Orcas and humans have one of the most lopsided predator-prey relationships on the planet. No wild orca has ever verifiably killed a person. Meanwhile humans have hunted orcas for centuries, shot them from fishing boats as competition, captured them for display, polluted their prey, and driven several populations to functional extinction.

Why wild orcas do not attack humans is one of the genuine puzzles of marine biology. Leading hypotheses include cultural transmission of prey preferences (humans are simply not on any pod's menu), the possibility that orcas recognise humans as fellow sentient beings, and the fact that humans are neither energetically efficient prey nor common encounters. Captive orcas, under the psychological strain of confinement, have killed four trainers and injured dozens more -- a pattern unknown in wild populations.

The 2020 through 2023 interactions between Iberian orcas and sailing boats off the Iberian Peninsula produced global headlines. Juvenile orcas repeatedly rammed and sometimes disabled rudders, leading to a handful of boat sinkings. No humans were harmed. The behaviour appears to be a socially transmitted game or possibly a response to an earlier traumatic vessel encounter, not aggression in any meaningful sense.

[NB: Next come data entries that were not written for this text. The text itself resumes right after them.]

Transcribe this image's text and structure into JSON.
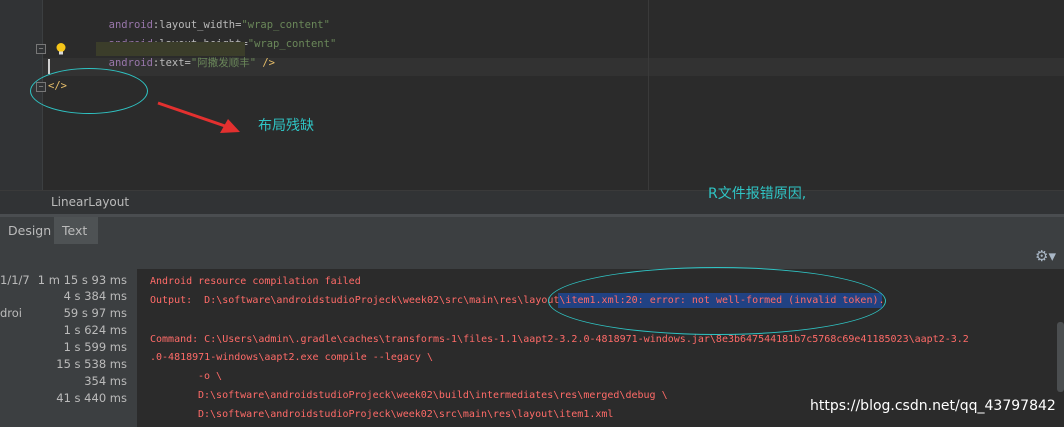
{
  "editor": {
    "lines": [
      {
        "ns": "android",
        "attr": "layout_width",
        "value": "\"wrap_content\""
      },
      {
        "ns": "android",
        "attr": "layout_height",
        "value": "\"wrap_content\""
      },
      {
        "ns": "android",
        "attr": "text",
        "value": "\"阿撒发顺丰\"",
        "close": " />"
      }
    ],
    "closing_tag": "</>"
  },
  "annotations": {
    "layout_missing": "布局残缺",
    "r_file_error": "R文件报错原因,"
  },
  "breadcrumb": "LinearLayout",
  "tabs": {
    "design": "Design",
    "text": "Text"
  },
  "build_tree": [
    {
      "left": "1/1/7",
      "right": "1 m 15 s 93 ms"
    },
    {
      "left": "",
      "right": "4 s 384 ms"
    },
    {
      "left": "droi",
      "right": "59 s 97 ms"
    },
    {
      "left": "",
      "right": "1 s 624 ms"
    },
    {
      "left": "",
      "right": "1 s 599 ms"
    },
    {
      "left": "",
      "right": "15 s 538 ms"
    },
    {
      "left": "",
      "right": "354 ms"
    },
    {
      "left": "",
      "right": "41 s 440 ms"
    }
  ],
  "log": {
    "line1": "Android resource compilation failed",
    "line2_prefix": "Output:  D:\\software\\androidstudioProjeck\\week02\\src\\main\\res\\layout",
    "line2_highlight": "\\item1.xml:20: error: not well-formed (invalid token).",
    "line3": "Command: C:\\Users\\admin\\.gradle\\caches\\transforms-1\\files-1.1\\aapt2-3.2.0-4818971-windows.jar\\8e3b647544181b7c5768c69e41185023\\aapt2-3.2",
    "line4": ".0-4818971-windows\\aapt2.exe compile --legacy \\",
    "line5": "-o \\",
    "line6": "D:\\software\\androidstudioProjeck\\week02\\build\\intermediates\\res\\merged\\debug \\",
    "line7": "D:\\software\\androidstudioProjeck\\week02\\src\\main\\res\\layout\\item1.xml"
  },
  "watermark": "https://blog.csdn.net/qq_43797842",
  "icons": {
    "gear": "gear-icon",
    "bulb": "lightbulb-icon",
    "fold": "fold-icon"
  }
}
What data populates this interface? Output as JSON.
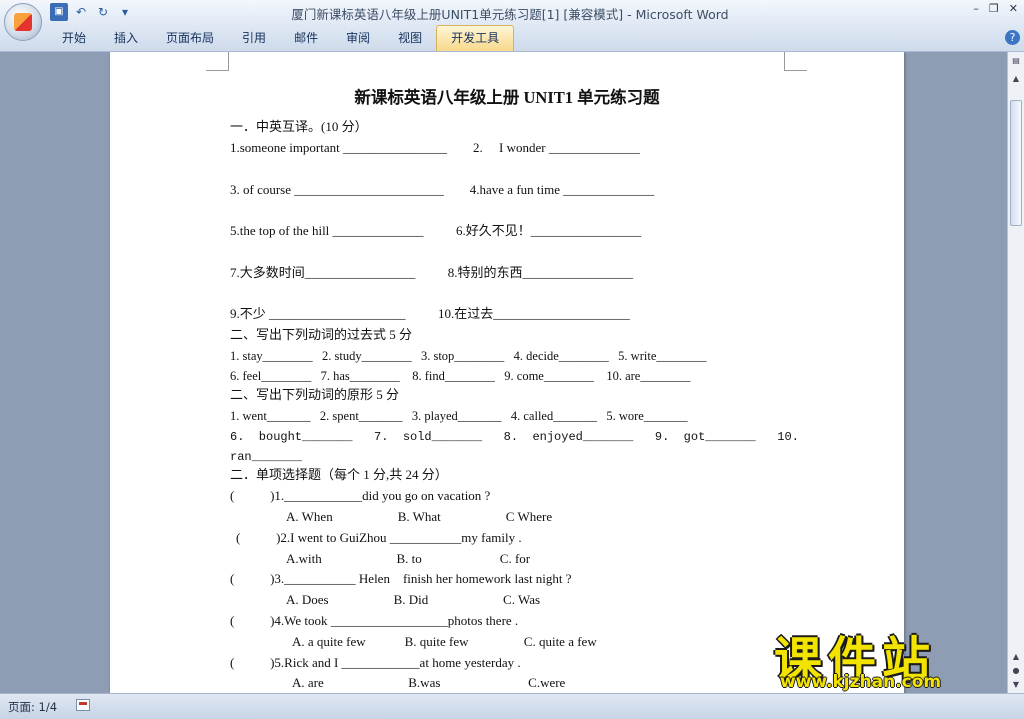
{
  "window": {
    "title": "厦门新课标英语八年级上册UNIT1单元练习题[1] [兼容模式] - Microsoft Word",
    "quick_access": [
      "save-icon",
      "undo-icon",
      "redo-icon",
      "customize-icon"
    ],
    "controls": {
      "minimize": "–",
      "restore": "❐",
      "close": "✕"
    }
  },
  "ribbon": {
    "tabs": [
      "开始",
      "插入",
      "页面布局",
      "引用",
      "邮件",
      "审阅",
      "视图",
      "开发工具"
    ],
    "active_tab": "开发工具",
    "help": "?"
  },
  "document": {
    "title": "新课标英语八年级上册 UNIT1 单元练习题",
    "lines": [
      "一．中英互译。(10 分）",
      "1.someone important ________________        2.     I wonder ______________",
      "3. of course _______________________        4.have a fun time ______________",
      "5.the top of the hill ______________          6.好久不见！_________________",
      "7.大多数时间_________________          8.特别的东西_________________",
      "9.不少 _____________________          10.在过去_____________________",
      "二、写出下列动词的过去式 5 分",
      "1. stay________   2. study________   3. stop________   4. decide________   5. write________",
      "6. feel________   7. has________    8. find________   9. come________    10. are________",
      "二、写出下列动词的原形 5 分",
      "1. went_______   2. spent_______   3. played_______   4. called_______   5. wore_______",
      "6.  bought_______   7.  sold_______   8.  enjoyed_______   9.  got_______   10.",
      "ran_______",
      "二．单项选择题（每个 1 分,共 24 分）",
      "(           )1.____________did you go on vacation ?",
      "A. When                    B. What                    C Where",
      "(           )2.I went to GuiZhou ___________my family .",
      "A.with                       B. to                        C. for",
      "(           )3.___________ Helen    finish her homework last night ?",
      "A. Does                    B. Did                       C. Was",
      "(           )4.We took __________________photos there .",
      "A. a quite few            B. quite few                 C. quite a few",
      "(           )5.Rick and I ____________at home yesterday .",
      "A. are                          B.was                           C.were"
    ]
  },
  "status": {
    "page": "页面: 1/4"
  },
  "watermark": {
    "name": "课件站",
    "url": "www.kjzhan.com"
  }
}
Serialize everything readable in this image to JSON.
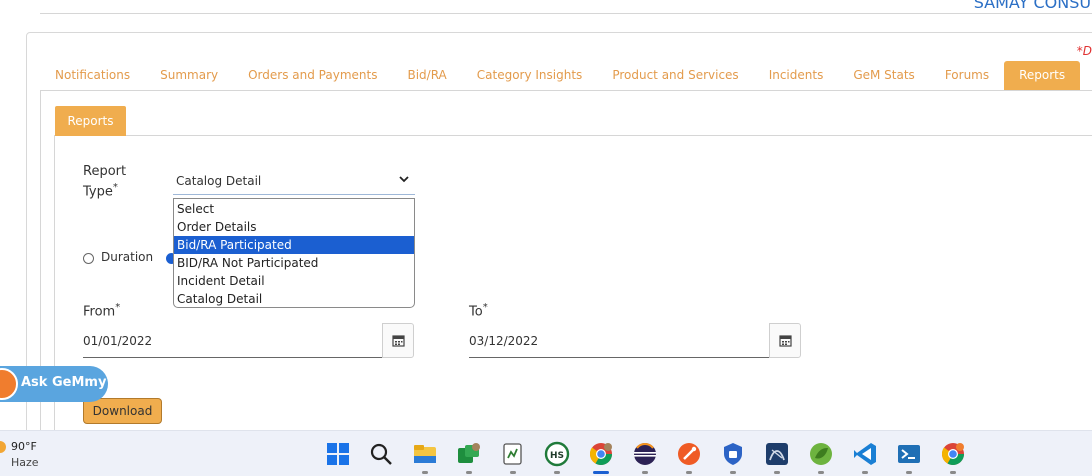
{
  "header": {
    "org_name": "SAMAY CONSUL",
    "mandatory_note": "*D"
  },
  "tabs": [
    {
      "label": "Notifications",
      "active": false
    },
    {
      "label": "Summary",
      "active": false
    },
    {
      "label": "Orders and Payments",
      "active": false
    },
    {
      "label": "Bid/RA",
      "active": false
    },
    {
      "label": "Category Insights",
      "active": false
    },
    {
      "label": "Product and Services",
      "active": false
    },
    {
      "label": "Incidents",
      "active": false
    },
    {
      "label": "GeM Stats",
      "active": false
    },
    {
      "label": "Forums",
      "active": false
    },
    {
      "label": "Reports",
      "active": true
    }
  ],
  "subtab": {
    "label": "Reports"
  },
  "form": {
    "report_type_label_1": "Report",
    "report_type_label_2": "Type",
    "report_type_value": "Catalog Detail",
    "dropdown_options": [
      {
        "label": "Select",
        "highlighted": false
      },
      {
        "label": "Order Details",
        "highlighted": false
      },
      {
        "label": "Bid/RA Participated",
        "highlighted": true
      },
      {
        "label": "BID/RA Not Participated",
        "highlighted": false
      },
      {
        "label": "Incident Detail",
        "highlighted": false
      },
      {
        "label": "Catalog Detail",
        "highlighted": false
      }
    ],
    "duration_label": "Duration",
    "from_label": "From",
    "from_value": "01/01/2022",
    "to_label": "To",
    "to_value": "03/12/2022",
    "download_label": "Download",
    "required_mark": "*"
  },
  "assistant": {
    "label": "Ask GeMmy"
  },
  "taskbar": {
    "weather_temp": "90°F",
    "weather_condition": "Haze",
    "icons": [
      "windows-start-icon",
      "search-icon",
      "file-explorer-icon",
      "chat-app-icon",
      "notepad-icon",
      "hubspot-icon",
      "chrome-icon",
      "eclipse-icon",
      "postman-icon",
      "security-app-icon",
      "sql-server-icon",
      "spring-tools-icon",
      "vscode-icon",
      "powershell-icon",
      "chrome-profile-icon"
    ]
  }
}
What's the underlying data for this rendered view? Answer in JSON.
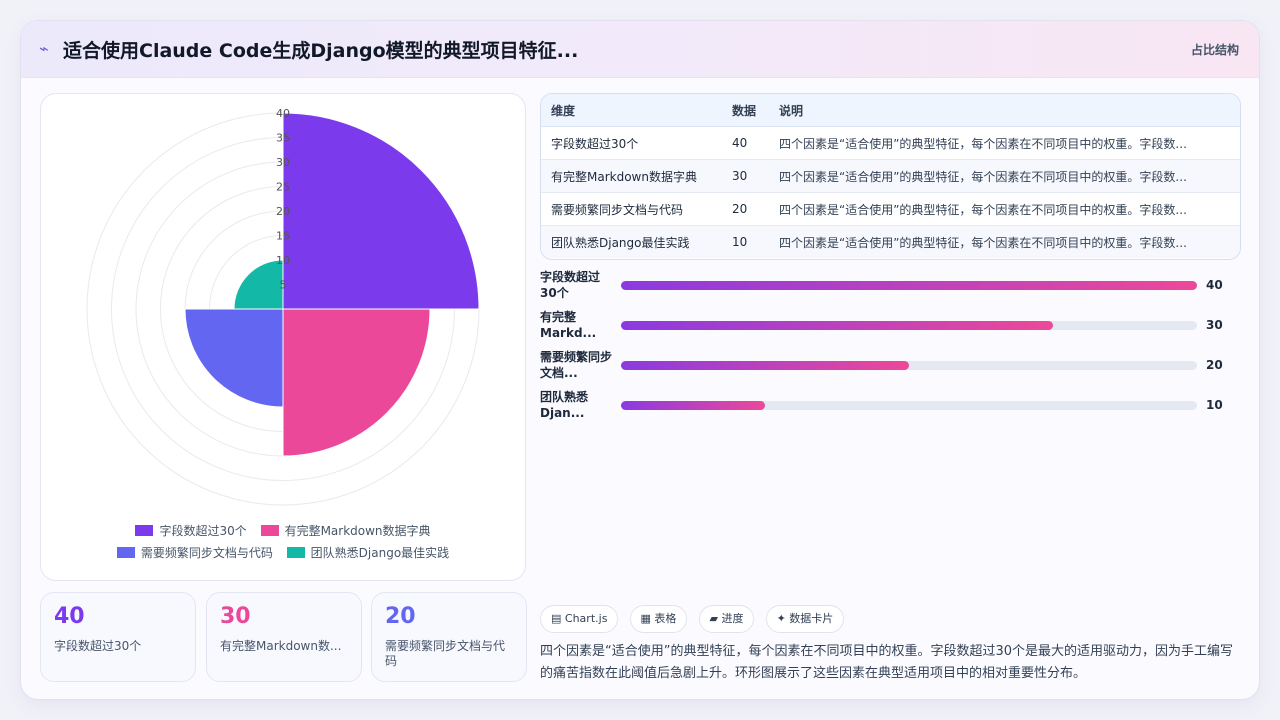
{
  "header": {
    "icon": "activity-icon",
    "title": "适合使用Claude Code生成Django模型的典型项目特征...",
    "tag": "占比结构"
  },
  "chart_data": {
    "type": "polarArea",
    "title": "",
    "categories": [
      "字段数超过30个",
      "有完整Markdown数据字典",
      "需要频繁同步文档与代码",
      "团队熟悉Django最佳实践"
    ],
    "values": [
      40,
      30,
      20,
      10
    ],
    "colors": [
      "#7c3aed",
      "#ec4899",
      "#6366f1",
      "#14b8a6"
    ],
    "rlim": [
      0,
      40
    ],
    "ticks": [
      40,
      35,
      30,
      25,
      20,
      15,
      10,
      5
    ],
    "grid": true,
    "legend": "bottom"
  },
  "legend": {
    "items": [
      {
        "label": "字段数超过30个",
        "color": "#7c3aed"
      },
      {
        "label": "有完整Markdown数据字典",
        "color": "#ec4899"
      },
      {
        "label": "需要频繁同步文档与代码",
        "color": "#6366f1"
      },
      {
        "label": "团队熟悉Django最佳实践",
        "color": "#14b8a6"
      }
    ]
  },
  "stats": [
    {
      "value": "40",
      "label": "字段数超过30个",
      "color": "#7c3aed"
    },
    {
      "value": "30",
      "label": "有完整Markdown数...",
      "color": "#ec4899"
    },
    {
      "value": "20",
      "label": "需要频繁同步文档与代码",
      "color": "#6366f1"
    }
  ],
  "table": {
    "headers": [
      "维度",
      "数据",
      "说明"
    ],
    "rows": [
      [
        "字段数超过30个",
        "40",
        "四个因素是“适合使用”的典型特征，每个因素在不同项目中的权重。字段数..."
      ],
      [
        "有完整Markdown数据字典",
        "30",
        "四个因素是“适合使用”的典型特征，每个因素在不同项目中的权重。字段数..."
      ],
      [
        "需要频繁同步文档与代码",
        "20",
        "四个因素是“适合使用”的典型特征，每个因素在不同项目中的权重。字段数..."
      ],
      [
        "团队熟悉Django最佳实践",
        "10",
        "四个因素是“适合使用”的典型特征，每个因素在不同项目中的权重。字段数..."
      ]
    ]
  },
  "bars": {
    "max": 40,
    "items": [
      {
        "label": "字段数超过30个",
        "value": 40,
        "display": "40"
      },
      {
        "label": "有完整Markd...",
        "value": 30,
        "display": "30"
      },
      {
        "label": "需要频繁同步文档...",
        "value": 20,
        "display": "20"
      },
      {
        "label": "团队熟悉Djan...",
        "value": 10,
        "display": "10"
      }
    ]
  },
  "chips": [
    {
      "icon": "▤",
      "label": "Chart.js"
    },
    {
      "icon": "▦",
      "label": "表格"
    },
    {
      "icon": "▰",
      "label": "进度"
    },
    {
      "icon": "✦",
      "label": "数据卡片"
    }
  ],
  "summary": "四个因素是“适合使用”的典型特征，每个因素在不同项目中的权重。字段数超过30个是最大的适用驱动力，因为手工编写的痛苦指数在此阈值后急剧上升。环形图展示了这些因素在典型适用项目中的相对重要性分布。"
}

Indigenous peoples across the Pacific Northwest, Arctic, and Pacific have relationships with orcas that long predate Western science. Tlingit, Haida, Kwakwaka'wakw, and Maori traditions treat orcas as kin, guardians, or ancestral figures, and many Indigenous hunters historically refused to kill them even when commercial whalers paid bounties.

References

Sources consulted for this entry include the IUCN Red List assessment for Orcinus orca, publications from the Center for Whale Research (Friday Harbor), the University of Exeter killer whale menopause research programme, NOAA Southern Resident Killer Whale Recovery Plan documents, peer-reviewed research in Current Biology, Animal Behaviour, Marine Mammal Science, and Proceedings of the Royal Society B, and ongoing survey work by the Far East Russia Orca Project and the North Atlantic Killer Whale ID Project. Population figures reflect the most recent published estimates as of 2024.